More than 300 Filipino prisoners were released by the Custodian of the Two Holy Mosques King Abdullah after his meeting with President Gloria Macapagal Arroyo, who visited the Kingdom in May this year.

Arroyo, during her talks with the king, successfully negotiated the release, paving the way for their return to the Philippines in a staggered schedule.

But in many other cases, the embassy is still working to reach out-of-court settlement or finalize the cases with the help of Saudi authorities or employers.

Referring to the police cases, Padalhin said Filipinos must be law-abiding and avoid engaging in illegal activities in the Kingdom at all times. “Filipinos should follow and respect the local laws,” the embassy said in a statement released through the Manila-based Department of Foreign Affairs recently.

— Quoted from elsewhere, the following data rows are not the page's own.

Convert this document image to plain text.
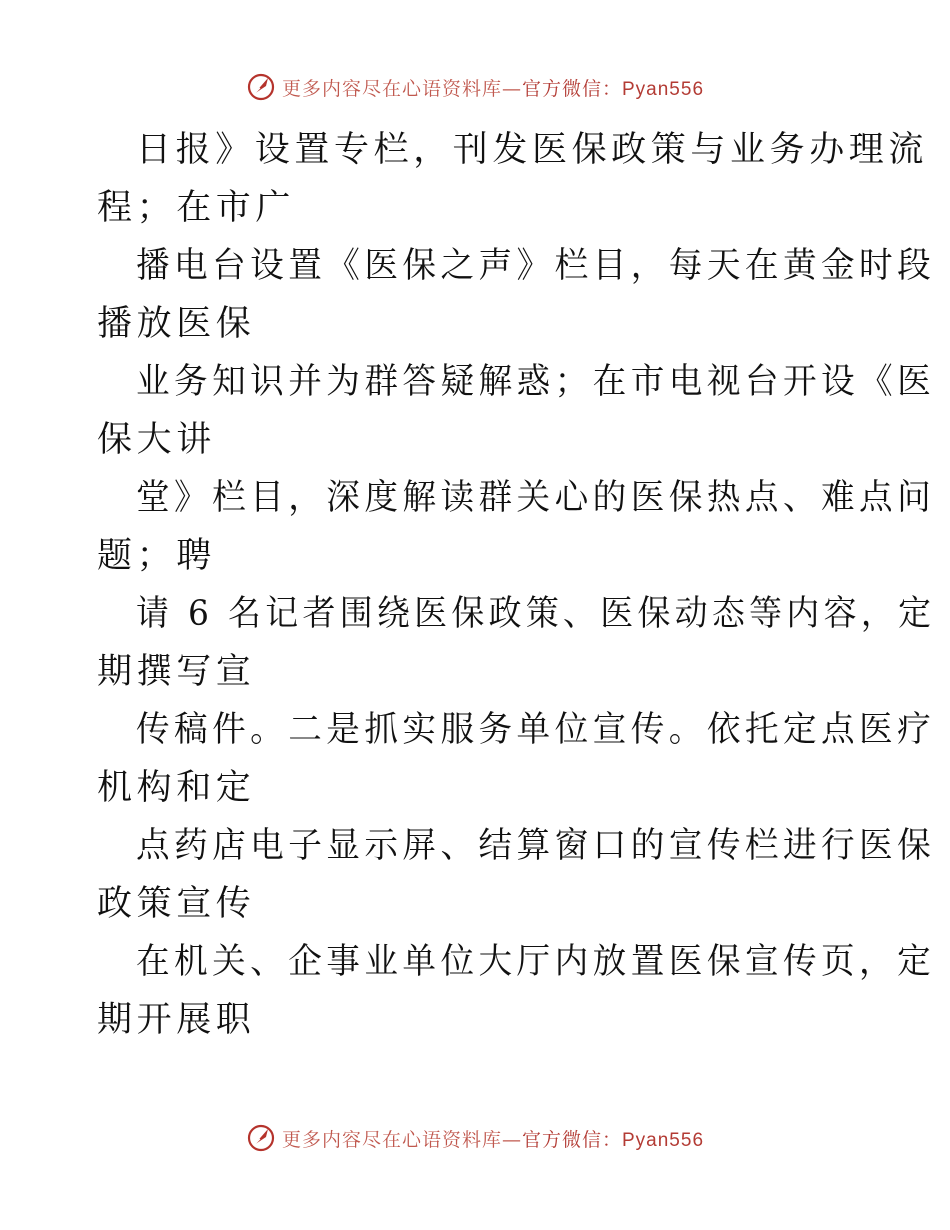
更多内容尽在心语资料库—官方微信：Pyan556
日报》设置专栏，刊发医保政策与业务办理流
程；在市广
播电台设置《医保之声》栏目，每天在黄金时段
播放医保
业务知识并为群答疑解惑；在市电视台开设《医
保大讲
堂》栏目，深度解读群关心的医保热点、难点问
题；聘
请 6 名记者围绕医保政策、医保动态等内容，定
期撰写宣
传稿件。二是抓实服务单位宣传。依托定点医疗
机构和定
点药店电子显示屏、结算窗口的宣传栏进行医保
政策宣传
在机关、企事业单位大厅内放置医保宣传页，定
期开展职
更多内容尽在心语资料库—官方微信：Pyan556
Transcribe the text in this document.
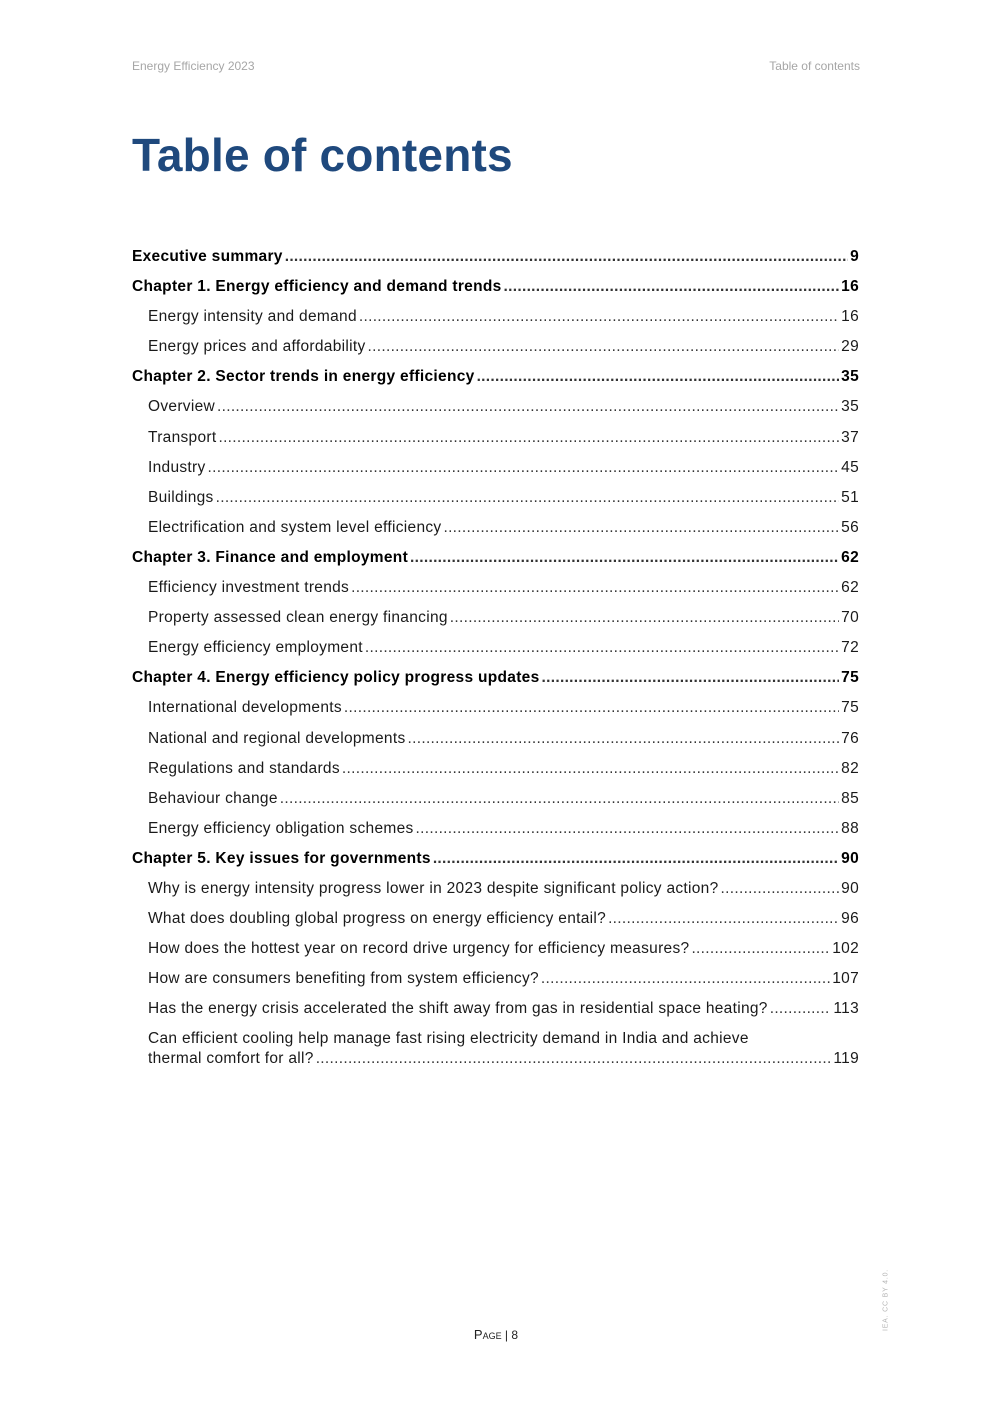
Energy Efficiency 2023	Table of contents
Table of contents
Executive summary .....	9
Chapter 1. Energy efficiency and demand trends .....	16
Energy intensity and demand .....	16
Energy prices and affordability .....	29
Chapter 2. Sector trends in energy efficiency .....	35
Overview .....	35
Transport .....	37
Industry .....	45
Buildings .....	51
Electrification and system level efficiency .....	56
Chapter 3. Finance and employment .....	62
Efficiency investment trends .....	62
Property assessed clean energy financing .....	70
Energy efficiency employment .....	72
Chapter 4. Energy efficiency policy progress updates .....	75
International developments .....	75
National and regional developments .....	76
Regulations and standards .....	82
Behaviour change .....	85
Energy efficiency obligation schemes .....	88
Chapter 5. Key issues for governments .....	90
Why is energy intensity progress lower in 2023 despite significant policy action? .....	90
What does doubling global progress on energy efficiency entail? .....	96
How does the hottest year on record drive urgency for efficiency measures? .....	102
How are consumers benefiting from system efficiency? .....	107
Has the energy crisis accelerated the shift away from gas in residential space heating? .....	113
Can efficient cooling help manage fast rising electricity demand in India and achieve
thermal comfort for all? .....	119
Page | 8
IEA. CC BY 4.0.
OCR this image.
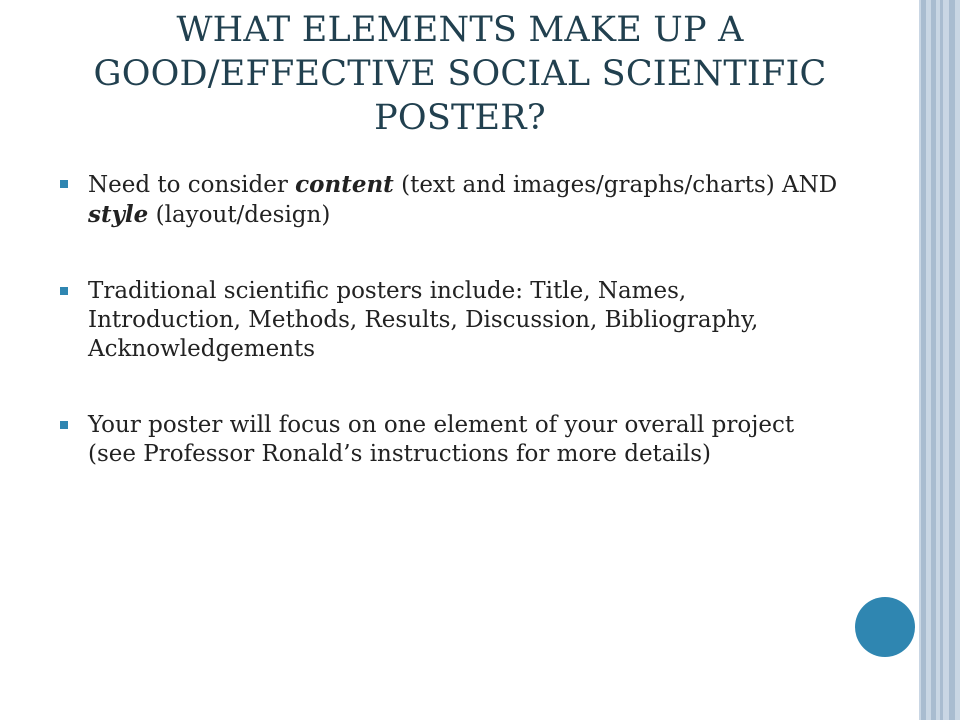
WHAT ELEMENTS MAKE UP A GOOD/EFFECTIVE SOCIAL SCIENTIFIC POSTER?
Need to consider content (text and images/graphs/charts) AND style (layout/design)
Traditional scientific posters include: Title, Names, Introduction, Methods, Results, Discussion, Bibliography, Acknowledgements
Your poster will focus on one element of your overall project (see Professor Ronald’s instructions for more details)
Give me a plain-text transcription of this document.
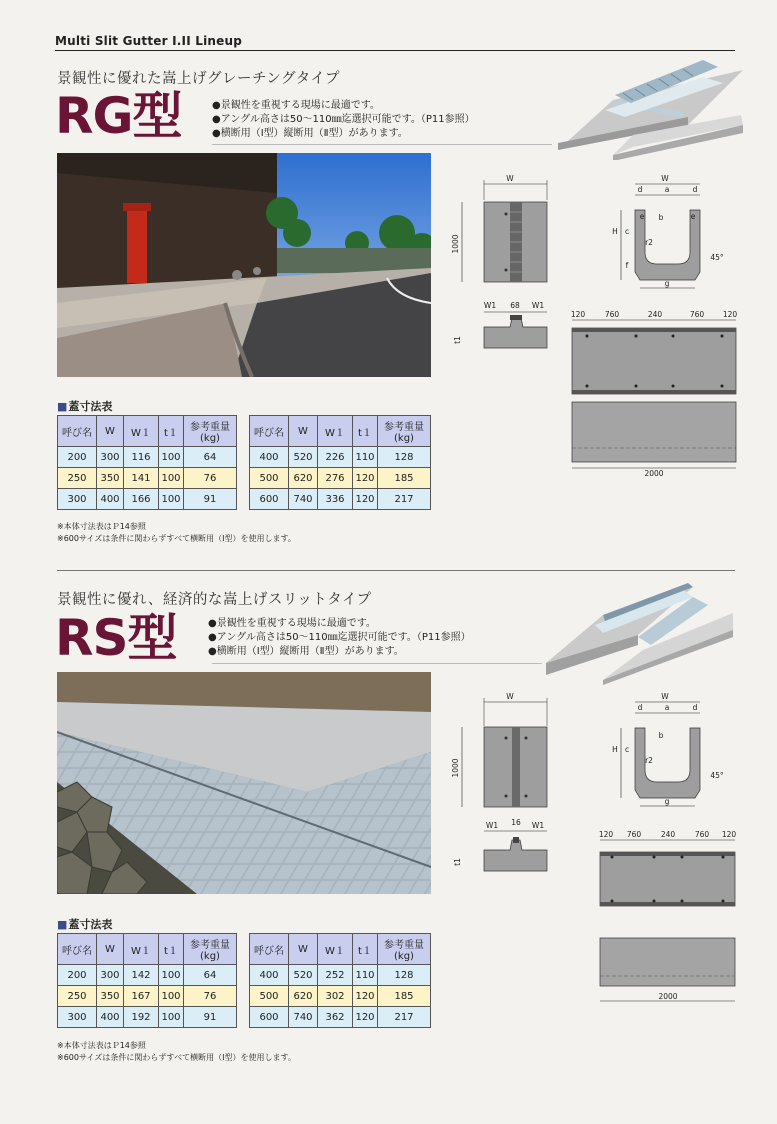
Multi Slit Gutter I.II Lineup
景観性に優れた嵩上げグレーチングタイプ
RG型	●景観性を重視する現場に最適です。
●アングル高さは50～110㎜迄選択可能です。（P11参照）
●横断用（Ⅰ型）縦断用（Ⅱ型）があります。
W
1000
W1 68 W1
t1
W
d	a	d
e	e
b
r2
H c
f
45°
g
120	760	240	760 120
2000
■ 蓋寸法表
呼び名	W	W１	t１	参考重量(kg)
200	300	116	100	64
250	350	141	100	76
300	400	166	100	91
呼び名	W	W１	t１	参考重量(kg)
400	520	226	110	128
500	620	276	120	185
600	740	336	120	217
※本体寸法表はＰ14参照
※600サイズは条件に関わらずすべて横断用（Ⅰ型）を使用します。
景観性に優れ、経済的な嵩上げスリットタイプ
RS型	●景観性を重視する現場に最適です。
●アングル高さは50～110㎜迄選択可能です。（P11参照）
●横断用（Ⅰ型）縦断用（Ⅱ型）があります。
W
1000
W1 16 W1
t1
W
d	a	d
b
r2
H c
45°
g
120 760	240	760 120
2000
■ 蓋寸法表
呼び名	W	W１	t１	参考重量(kg)
200	300	142	100	64
250	350	167	100	76
300	400	192	100	91
呼び名	W	W１	t１	参考重量(kg)
400	520	252	110	128
500	620	302	120	185
600	740	362	120	217
※本体寸法表はＰ14参照
※600サイズは条件に関わらずすべて横断用（Ⅰ型）を使用します。
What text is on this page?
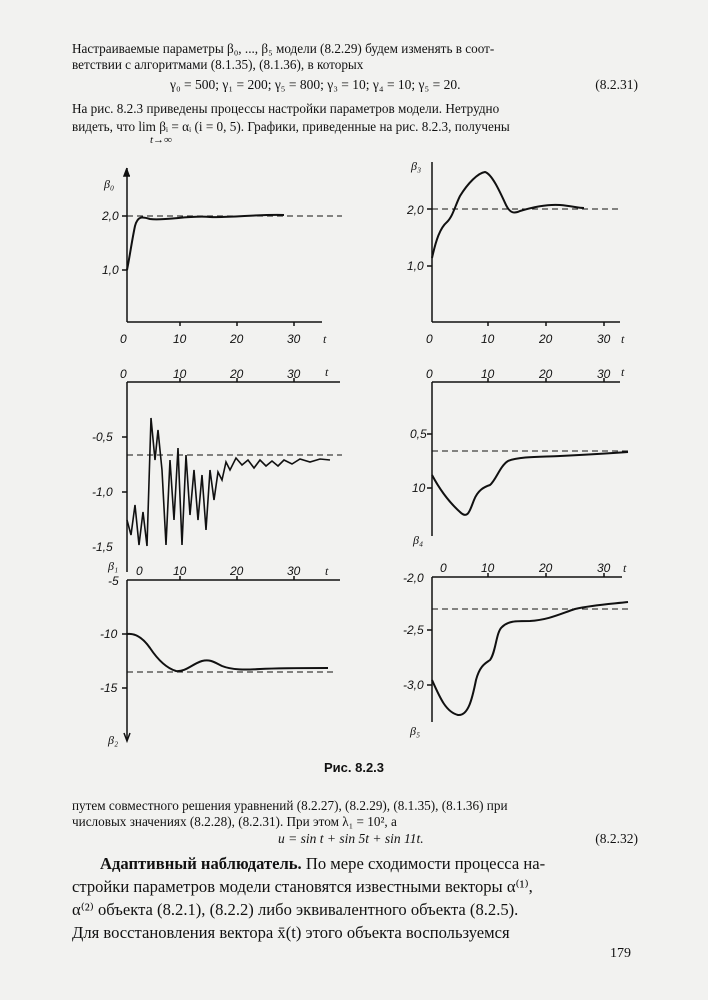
Настраиваемые параметры β₀, ..., β₅ модели (8.2.29) будем изменять в соот-
ветствии с алгоритмами (8.1.35), (8.1.36), в которых
γ₀ = 500; γ₁ = 200; γ₅ = 800; γ₃ = 10; γ₄ = 10; γ₅ = 20.	(8.2.31)
На рис. 8.2.3 приведены процессы настройки параметров модели. Нетрудно
видеть, что lim βᵢ = αᵢ (i = 0, 5). Графики, приведенные на рис. 8.2.3, получены
t→∞
β₀
2,0
1,0
0	10	20	30 t
β₃
2,0
1,0
0	10	20	30 t
0	10	20	30 t
-0,5
-1,0
-1,5
β₁
0	10	20	30 t
0,5
10
β₄
0	10	20	30 t
-5
-10
-15
β₂
0	10	20	30 t
-2,0
-2,5
-3,0
β₅
Рис. 8.2.3
путем совместного решения уравнений (8.2.27), (8.2.29), (8.1.35), (8.1.36) при
числовых значениях (8.2.28), (8.2.31). При этом λ₁ = 10², а
u = sin t + sin 5t + sin 11t.	(8.2.32)
Адаптивный наблюдатель. По мере сходимости процесса на-
стройки параметров модели становятся известными векторы α⁽¹⁾,
α⁽²⁾ объекта (8.2.1), (8.2.2) либо эквивалентного объекта (8.2.5).
Для восстановления вектора x̄(t) этого объекта воспользуемся
179
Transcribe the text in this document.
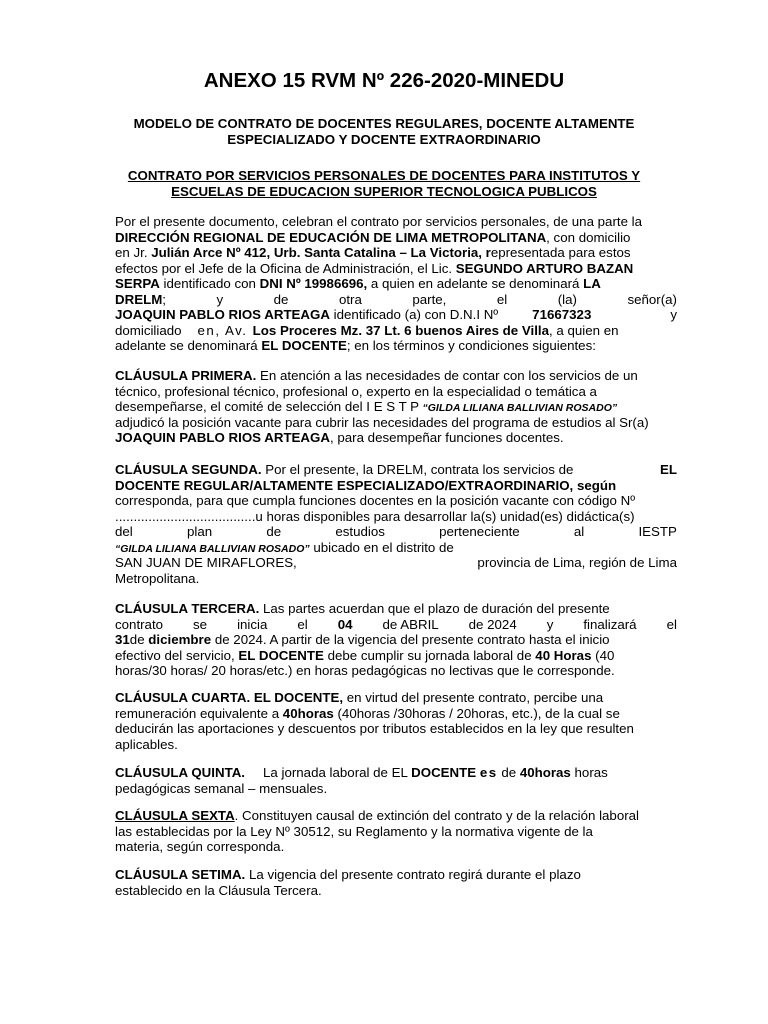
ANEXO 15 RVM Nº 226-2020-MINEDU
MODELO DE CONTRATO DE DOCENTES REGULARES, DOCENTE ALTAMENTE
ESPECIALIZADO Y DOCENTE EXTRAORDINARIO
CONTRATO POR SERVICIOS PERSONALES DE DOCENTES PARA INSTITUTOS Y
ESCUELAS DE EDUCACION SUPERIOR TECNOLOGICA PUBLICOS
Por el presente documento, celebran el contrato por servicios personales, de una parte la
DIRECCIÓN REGIONAL DE EDUCACIÓN DE LIMA METROPOLITANA, con domicilio
en Jr. Julián Arce Nº 412, Urb. Santa Catalina – La Victoria, representada para estos
efectos por el Jefe de la Oficina de Administración, el Lic. SEGUNDO ARTURO BAZAN
SERPA identificado con DNI Nº 19986696, a quien en adelante se denominará LA
DRELM;	y	de	otra	parte,	el	(la)	señor(a)
JOAQUIN PABLO RIOS ARTEAGA identificado (a) con D.N.I Nº	71667323	y
domiciliado en, Av. Los Proceres Mz. 37 Lt. 6 buenos Aires de Villa , a quien en
adelante se denominará EL DOCENTE; en los términos y condiciones siguientes:
CLÁUSULA PRIMERA. En atención a las necesidades de contar con los servicios de un
técnico, profesional técnico, profesional o, experto en la especialidad o temática a
desempeñarse, el comité de selección del I E S T P “GILDA LILIANA BALLIVIAN ROSADO”
adjudicó la posición vacante para cubrir las necesidades del programa de estudios al Sr(a)
JOAQUIN PABLO RIOS ARTEAGA, para desempeñar funciones docentes.
CLÁUSULA SEGUNDA. Por el presente, la DRELM, contrata los servicios de	EL
DOCENTE REGULAR/ALTAMENTE ESPECIALIZADO/EXTRAORDINARIO, según
corresponda, para que cumpla funciones docentes en la posición vacante con código Nº
......................................u horas disponibles para desarrollar la(s) unidad(es) didáctica(s)
del	plan	de	estudios	perteneciente	al	IESTP
“GILDA LILIANA BALLIVIAN ROSADO” ubicado en el distrito de
SAN JUAN DE MIRAFLORES,	provincia de Lima, región de Lima
Metropolitana.
CLÁUSULA TERCERA. Las partes acuerdan que el plazo de duración del presente
contrato se inicia el 04 de ABRIL de 2024 y finalizará el
31de diciembre de 2024. A partir de la vigencia del presente contrato hasta el inicio
efectivo del servicio, EL DOCENTE debe cumplir su jornada laboral de 40 Horas (40
horas/30 horas/ 20 horas/etc.) en horas pedagógicas no lectivas que le corresponde.
CLÁUSULA CUARTA. EL DOCENTE, en virtud del presente contrato, percibe una
remuneración equivalente a 40horas (40horas /30horas / 20horas, etc.), de la cual se
deducirán las aportaciones y descuentos por tributos establecidos en la ley que resulten
aplicables.
CLÁUSULA QUINTA. La jornada laboral de EL DOCENTE es de 40horas horas
pedagógicas semanal – mensuales.
CLÁUSULA SEXTA. Constituyen causal de extinción del contrato y de la relación laboral
las establecidas por la Ley Nº 30512, su Reglamento y la normativa vigente de la
materia, según corresponda.
CLÁUSULA SETIMA. La vigencia del presente contrato regirá durante el plazo
establecido en la Cláusula Tercera.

According to the embassy, the Filipino women prisoners are held at the Al Nisa Women’s Jail.

The Saudi government have been giving royal pardon and releasing a large number of prisoners of different nationalities during the holy month of Ramadan every year. Saudi Arabia has been home for hundreds of thousands of Filipino workers.

According to a report, during the first seven months of 2006, the number of Filipino workers in the Gulf countries has increased by more than five percent from the same period last year.

The report said that the ongoing government and private sector initiatives to enhance workers’ competence through skills upgrading, technical training and better education are chief reasons for the greater preference for the Philippines as a source of skilled labor. Money transfers by OFWs have also swelled to a record $7 billion during the first seven months of this year with the money transfers from Gulf countries accounting for a significant share.

The report said that Saudi Arabia and UAE accounted for a big share in Filipino remittance this year.

Without giving specific shares of each country, the report said: “Most of the remittances from Jan. to July this year came from the United States, Saudi Arabia, Italy, the United Kingdom, Japan, Hong Kong, and United Arab Emirates.”

The Philippine government expects remittances to rise 11 percent above last year’s record $10.7 billion as more higher-paid professionals work overseas.